L train workers

A LIFE-AND-DEATH ISSUE: Transit-union leaders including those in New York and Philadelphia have put increasing pressure, including one strike threat, on management to address worker-safety concerns stemming from the coronavirus, which has had a startlingly high death toll in the city's subway and bus divisions. Transport Workers Union of America President John Samuelsen said the push for personal protective equipment will continue because 'we run the risk of going backward unless we can maintain a steady flow of these supplies.' 

The rising pandemic death toll for transit workers nationally has sparked a new militancy among their unions and is influencing workers in other essential sectors of the economy, according to both a top transit-union leader and Joshua Freeman, a Professor of Labor History at the City University of New York Graduate Center.

"We saw something similar to this during the two World Wars, when there were huge gains in union membership with workers looking for health and safety protections as a push-back against the stepped-up pace of wartime production," said Mr. Freeman, the author of "Behemonth: A History of the Making of the Modern World." "Just as we are seeing today, suddenly society acknowledged that workers, were the key to success and to victory. And so workers' concerns gained a new legitimacy."

A Hive of Job Actions

Mr. Freeman continued, "Right now, transit workers have a lot of bargaining power that those who work from home don't have. And because the stakes are so high for other essential workers, we are seeing job actions and strikes in places like Amazon's warehouses and Trader Joe's stores, places where before we have not seen those kinds of actions before."

Workers in "essential" sectors who can't work from home have a higher risk of contracting the coronavirus. Among those who are older and have pre-existing conditions, the risks of serious illness are even more elevated.

On March 30, the New York Times reported on a strike at an Amazon warehouse in Staten Island and a sickout by Whole Foods Market workers across the country over workplace issues raised by the pandemic.

The next day, the Washington Post reported walkouts at a McDonald's near San Francisco and a Perdue chicken-processing plant in Georgia.

On April 1, ABC News reported nurses in several states were protesting the lack of personal protective equipment.

MTA $500G Death Benefit

The Metropolitan Transportation Authority has endured the deaths of 84 employees from COVID-19, nearly all of them from the agency's bus and subway divisions rather than its commuter railroads. On April 14, it announced that the $500,000 death benefit for workers who died in the line of duty that was agreed to last December with Transport Workers Union Local 100 would be paid to the families of those believed to have been killed by the coronavirus without certifying that their work was the cause.

In addition, workers represented by Local 100, the International Association of Sheet Metal, Air, Rail and Transportation Workers, the Subway Surface Supervisors Association, and International Brotherhood of Teamsters Local 808 were guaranteed access to virus testing and personal protective equipment like masks.

In Philadelphia, TWU Local 234 used a strike threat to prod the management of that city's mass-transit system to address its occupational-health demands.

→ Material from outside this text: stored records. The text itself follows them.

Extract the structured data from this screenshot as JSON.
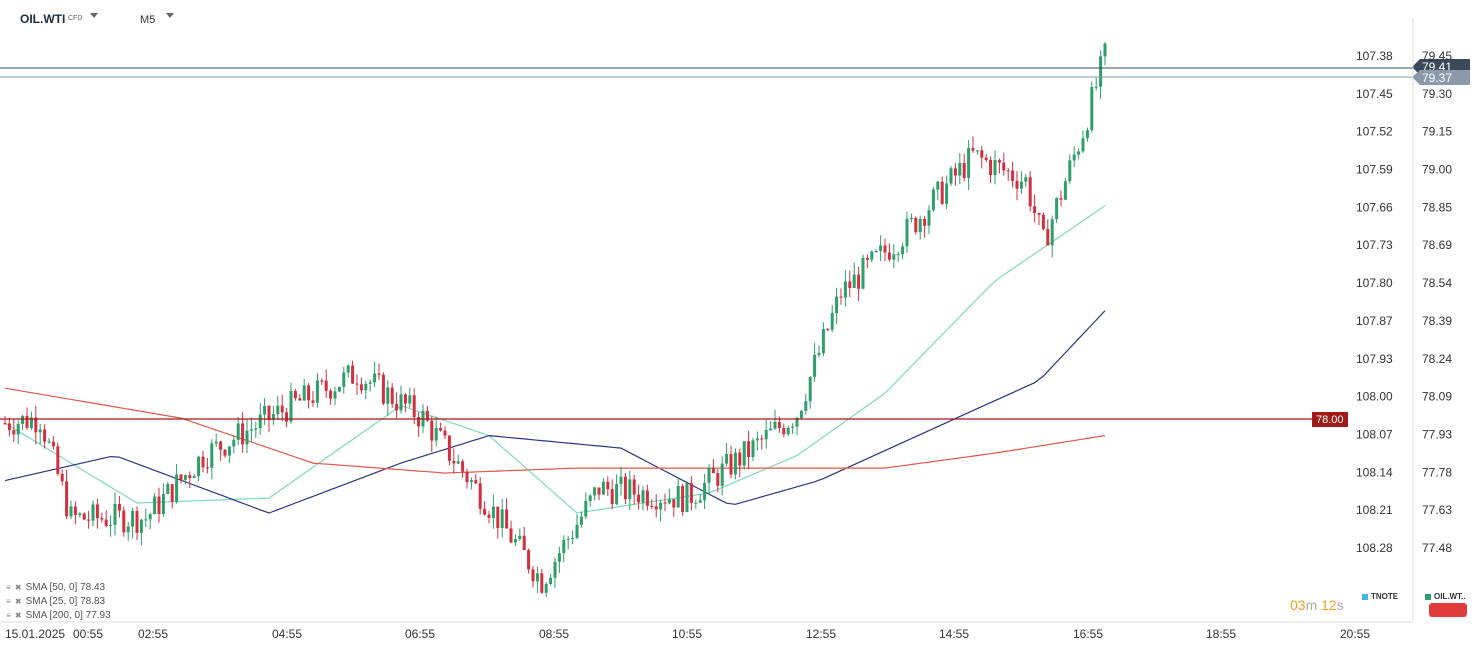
{
  "toolbar": {
    "symbol": "OIL.WTI",
    "symbol_tag": "CFD",
    "timeframe": "M5"
  },
  "mid_axis": {
    "labels": [
      "107.38",
      "107.45",
      "107.52",
      "107.59",
      "107.66",
      "107.73",
      "107.80",
      "107.87",
      "107.93",
      "108.00",
      "108.07",
      "108.14",
      "108.21",
      "108.28"
    ]
  },
  "price_axis": {
    "labels": [
      "79.45",
      "79.30",
      "79.15",
      "79.00",
      "78.85",
      "78.69",
      "78.54",
      "78.39",
      "78.24",
      "78.09",
      "77.93",
      "77.78",
      "77.63",
      "77.48"
    ],
    "marker_top": "79.41",
    "marker_bottom": "79.37",
    "level_label": "78.00"
  },
  "time_axis": {
    "labels": [
      "15.01.2025",
      "00:55",
      "02:55",
      "04:55",
      "06:55",
      "08:55",
      "10:55",
      "12:55",
      "14:55",
      "16:55",
      "18:55",
      "20:55"
    ]
  },
  "indicators": [
    {
      "label": "SMA  [50, 0]  78.43",
      "color": "#2a3580"
    },
    {
      "label": "SMA  [25, 0]  78.83",
      "color": "#7fd8c0"
    },
    {
      "label": "SMA  [200, 0]  77.93",
      "color": "#e05a4e"
    }
  ],
  "countdown": {
    "min": "03",
    "min_unit": "m",
    "sec": "12",
    "sec_unit": "s"
  },
  "tags": [
    {
      "label": "TNOTE",
      "color": "#4ab0e8"
    },
    {
      "label": "OIL.WT..",
      "color": "#2e9e6a"
    }
  ],
  "colors": {
    "up": "#2e9e6a",
    "down": "#d0303f",
    "level": "#a01a1a",
    "hline_top": "#3a4a5a",
    "hline_bottom": "#8a9aaa"
  },
  "chart_data": {
    "type": "candlestick",
    "x_axis_labels": [
      "00:55",
      "02:55",
      "04:55",
      "06:55",
      "08:55",
      "10:55",
      "12:55",
      "14:55",
      "16:55",
      "18:55",
      "20:55"
    ],
    "ylim": [
      77.4,
      79.6
    ],
    "horizontal_levels": [
      79.41,
      79.37,
      78.0
    ],
    "waypoints_close": [
      [
        0,
        77.98
      ],
      [
        8,
        78.0
      ],
      [
        15,
        77.6
      ],
      [
        32,
        77.6
      ],
      [
        45,
        77.85
      ],
      [
        65,
        78.05
      ],
      [
        80,
        78.18
      ],
      [
        95,
        78.0
      ],
      [
        110,
        77.65
      ],
      [
        122,
        77.35
      ],
      [
        135,
        77.72
      ],
      [
        155,
        77.68
      ],
      [
        170,
        77.88
      ],
      [
        180,
        78.02
      ],
      [
        190,
        78.5
      ],
      [
        205,
        78.75
      ],
      [
        220,
        79.05
      ],
      [
        232,
        78.95
      ],
      [
        236,
        78.7
      ],
      [
        245,
        79.15
      ],
      [
        250,
        79.45
      ]
    ],
    "sma": [
      {
        "name": "SMA [25, 0]",
        "value": 78.83,
        "points": [
          [
            0,
            77.98
          ],
          [
            30,
            77.66
          ],
          [
            60,
            77.68
          ],
          [
            90,
            78.05
          ],
          [
            110,
            77.93
          ],
          [
            130,
            77.62
          ],
          [
            160,
            77.7
          ],
          [
            180,
            77.85
          ],
          [
            200,
            78.1
          ],
          [
            225,
            78.55
          ],
          [
            250,
            78.85
          ]
        ]
      },
      {
        "name": "SMA [50, 0]",
        "value": 78.43,
        "points": [
          [
            0,
            77.75
          ],
          [
            25,
            77.85
          ],
          [
            60,
            77.62
          ],
          [
            90,
            77.82
          ],
          [
            110,
            77.93
          ],
          [
            140,
            77.88
          ],
          [
            165,
            77.65
          ],
          [
            185,
            77.75
          ],
          [
            210,
            77.95
          ],
          [
            235,
            78.15
          ],
          [
            250,
            78.43
          ]
        ]
      },
      {
        "name": "SMA [200, 0]",
        "value": 77.93,
        "points": [
          [
            0,
            78.12
          ],
          [
            40,
            78.0
          ],
          [
            70,
            77.82
          ],
          [
            100,
            77.78
          ],
          [
            130,
            77.8
          ],
          [
            160,
            77.8
          ],
          [
            200,
            77.8
          ],
          [
            225,
            77.86
          ],
          [
            250,
            77.93
          ]
        ]
      }
    ]
  }
}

On April 20, Transport Worker Union Local 234 President Willie Brown issued a video message ultimatum to his members on YouTube about what he called the failure of the Southeastern Pennsylvania Transportation Authority to address the workplace safety issues raised by COVID-19. At that point, three SEPTA workers had died and 170 workers had tested positive for coronavirus.

"This video is going to be short and right to the point," Mr. Brown stated, explaining that he told management that if within three days "they have not met some of our concerns when it comes to the safety of our members...we will choose life over death."

Message to Riders

The day before the deadline, he told reporters that riders should "find an alternative way to work."

That night, Philadelphia Mayor Jim Kenney called Mr. Brown and pledged the transit agency would address his occupational-health concerns.

The Philadelphia Inquirer reported that call prompted Mr. Brown to "postpone" his call to action regarding a system that serves both the city and five surrounding suburban counties.

The two sides are making progress on the safety issues, according to John Samuelsen, president of the TWU of America, Local 234's parent.

"They are still talking," he said in a phone interview, noting that the union on April 17 had sued Miami-Dade County for failing to provide sufficient PPE or hand sanitizer and not enforcing anti-crowding regulations.

Steps to Reduce Risk

Miami-Dade officials have suspended fare collection and shifted bus access away from the driver to reduce the risk posed to their bus drivers and the public, the Miami Herald reported.

Mr. Samuelsen said the union could not let up on the COVID-19 issues after winning initial battles with management.

"We run the risk of going backward unless we can maintain a steady flow of these supplies," he said. "And once you get into this, you realize there's no logistical capability to distribute it so we can sustain it."

The TWU international president said that as concerns grow about the virus in the workplace, the union was hearing from workers employed by non-union companies in places like Ohio and Michigan.

"We are even getting calls from the Deep South, right-to-work states," he said. "This pandemic has proven the absolute necessity of a union for working people."